Os Neo-Anti-Capitalistas

Muitas previsões foram feitas por grandes pensadores acerca do futuro do capitalismo. Os prognósticos mais famosos surgiram da caneta de Karl Marx, cujo espírito paira sobre este livro.
Tradução Maria Cortesão Monteiro

Francesco Boldizzoni
Foreteeling the End of Capitalism: Intellectual Misadventures since Karl Mark
Harvard University Press

Marc Plattner

Marc Plattner

Chairman IEP; International Advisory Board; Fundador and co-editor, Journal of Democracy

O novo livro do historiador italiano Francesco Boldizzoni, entitulado Foretelling the End of Capitalism: Intellectual Misadventures since Karl Marx, aborda dois temas: a natureza do capitalismo e os perigos da previsão académica. Estes dois temas estão ligados pelas muitas previsões que foram feitas por grandes pensadores que se focaram precisamente no futuro do capitalismo. Os prognósticos mais famosos surgiram da caneta de Karl Marx, cujo espírito paira sobre este volume.

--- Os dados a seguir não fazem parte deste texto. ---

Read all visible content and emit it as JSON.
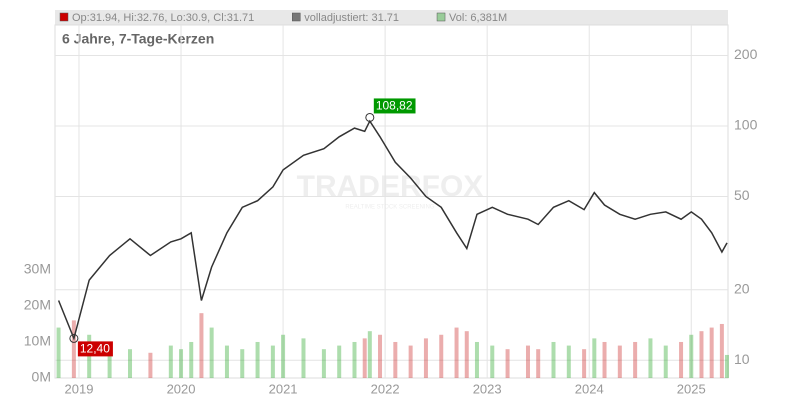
{
  "chart_data": {
    "type": "line",
    "title": "6 Jahre, 7-Tage-Kerzen",
    "legend": [
      {
        "label": "Op:31.94, Hi:32.76, Lo:30.9, Cl:31.71",
        "color": "#cc0000"
      },
      {
        "label": "volladjustiert: 31.71",
        "color": "#777777"
      },
      {
        "label": "Vol: 6,381M",
        "color": "#99cc99"
      }
    ],
    "watermark": {
      "brand": "TRADERFOX",
      "tagline": "REALTIME STOCK SCREENING"
    },
    "log_scale": true,
    "grid": true,
    "up_color": "#33aa33",
    "down_color": "#cc3333",
    "xlim": [
      2018.765,
      2025.36
    ],
    "xticks": [
      2019,
      2020,
      2021,
      2022,
      2023,
      2024,
      2025
    ],
    "ylim": [
      8.4,
      270
    ],
    "yticks": [
      10,
      20,
      50,
      100,
      200
    ],
    "y2lim": [
      0,
      98
    ],
    "y2ticks": [
      {
        "value": 0,
        "label": "0M"
      },
      {
        "value": 10,
        "label": "10M"
      },
      {
        "value": 20,
        "label": "20M"
      },
      {
        "value": 30,
        "label": "30M"
      }
    ],
    "x": [
      2018.8,
      2018.95,
      2019.1,
      2019.3,
      2019.5,
      2019.7,
      2019.9,
      2020.0,
      2020.1,
      2020.2,
      2020.3,
      2020.45,
      2020.6,
      2020.75,
      2020.9,
      2021.0,
      2021.2,
      2021.4,
      2021.55,
      2021.7,
      2021.8,
      2021.85,
      2021.95,
      2022.1,
      2022.25,
      2022.4,
      2022.55,
      2022.7,
      2022.8,
      2022.9,
      2023.05,
      2023.2,
      2023.4,
      2023.5,
      2023.65,
      2023.8,
      2023.95,
      2024.05,
      2024.15,
      2024.3,
      2024.45,
      2024.6,
      2024.75,
      2024.9,
      2025.0,
      2025.1,
      2025.2,
      2025.3,
      2025.35
    ],
    "series": [
      {
        "color": "#333333",
        "values": [
          18,
          12.4,
          22,
          28,
          33,
          28,
          32,
          33,
          35,
          18,
          25,
          35,
          45,
          48,
          55,
          65,
          75,
          80,
          90,
          98,
          95,
          105,
          90,
          70,
          60,
          50,
          45,
          35,
          30,
          42,
          45,
          42,
          40,
          38,
          45,
          48,
          44,
          52,
          46,
          42,
          40,
          42,
          43,
          40,
          43,
          40,
          35,
          29,
          31.7
        ]
      },
      {
        "type": "bar",
        "axis": "y2",
        "color": "#99cc99",
        "values": [
          14,
          16,
          12,
          10,
          8,
          7,
          9,
          8,
          10,
          18,
          14,
          9,
          8,
          10,
          9,
          12,
          11,
          8,
          9,
          10,
          11,
          13,
          12,
          10,
          9,
          11,
          12,
          14,
          13,
          10,
          9,
          8,
          9,
          8,
          10,
          9,
          8,
          11,
          10,
          9,
          10,
          11,
          9,
          10,
          12,
          13,
          14,
          15,
          6.4
        ]
      }
    ],
    "annotations": [
      {
        "x": 2021.85,
        "value": 108.82,
        "label": "108,82",
        "color": "#009900"
      },
      {
        "x": 2018.95,
        "value": 12.4,
        "label": "12,40",
        "color": "#cc0000"
      }
    ]
  }
}
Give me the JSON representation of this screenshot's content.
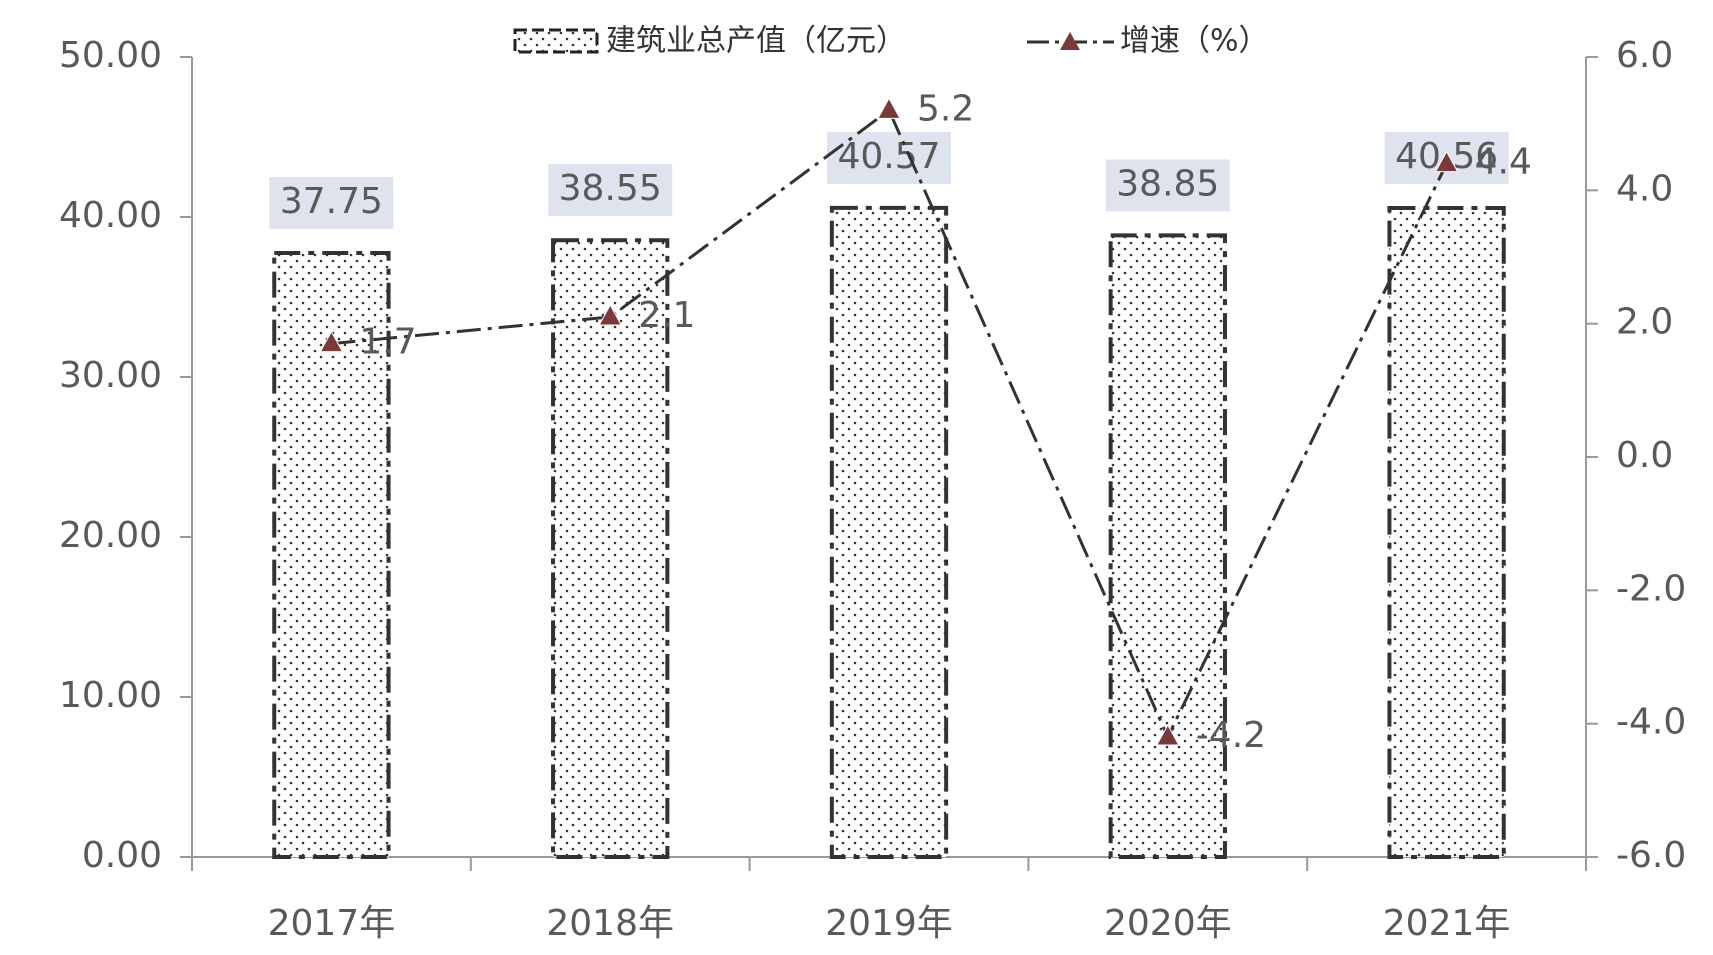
{
  "chart_data": {
    "type": "bar",
    "categories": [
      "2017年",
      "2018年",
      "2019年",
      "2020年",
      "2021年"
    ],
    "series": [
      {
        "name": "建筑业总产值（亿元）",
        "type": "bar",
        "color": "#333333",
        "values": [
          37.75,
          38.55,
          40.57,
          38.85,
          40.56
        ]
      },
      {
        "name": "增速（%）",
        "type": "line",
        "axis": "y2",
        "color": "#7a3a3a",
        "values": [
          1.7,
          2.1,
          5.2,
          -4.2,
          4.4
        ]
      }
    ],
    "ylim": [
      0,
      50
    ],
    "yticks": [
      {
        "value": 0,
        "label": "0.00"
      },
      {
        "value": 10,
        "label": "10.00"
      },
      {
        "value": 20,
        "label": "20.00"
      },
      {
        "value": 30,
        "label": "30.00"
      },
      {
        "value": 40,
        "label": "40.00"
      },
      {
        "value": 50,
        "label": "50.00"
      }
    ],
    "y2lim": [
      -6,
      6
    ],
    "y2ticks": [
      {
        "value": -6,
        "label": "-6.0"
      },
      {
        "value": -4,
        "label": "-4.0"
      },
      {
        "value": -2,
        "label": "-2.0"
      },
      {
        "value": 0,
        "label": "0.0"
      },
      {
        "value": 2,
        "label": "2.0"
      },
      {
        "value": 4,
        "label": "4.0"
      },
      {
        "value": 6,
        "label": "6.0"
      }
    ]
  }
}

Muitas das previsões centrais de Marx, especialmente acerca da miséria da classe trabalhadora e do derrube da burguesia pelo proletariado, provaram-se radicalmente erradas. Embora Boldizzoni reconheça sinceramente estes erros, eles não o impedem de defender a contínua relevância do pensamento de Marx. No início do livro, Boldizzoni afirma, “Pelo menos em parte, Marx foi comprovado. Não estamos hoje em dia a falar sobre a crise da classe média, sobre o desaparecimento da classe média, e assim por diante? Podemos não confiar em Marx como profeta, mas, se queremos entender o capitalismo, é difícil livrarmo-nos dele.” É intrigante que Boldizzoni pense que as nossas preocupações contemporâneas com o destino da classe média — que na verdade, embora esteja a diminuir ligeiramente nos países ricos, cresceu rapidamente em todo o mundo — comprovem Marx de alguma forma. Na verdade, a predominância constante de eleitores de classe média e valores de classe média representam um triunfo da burguesia.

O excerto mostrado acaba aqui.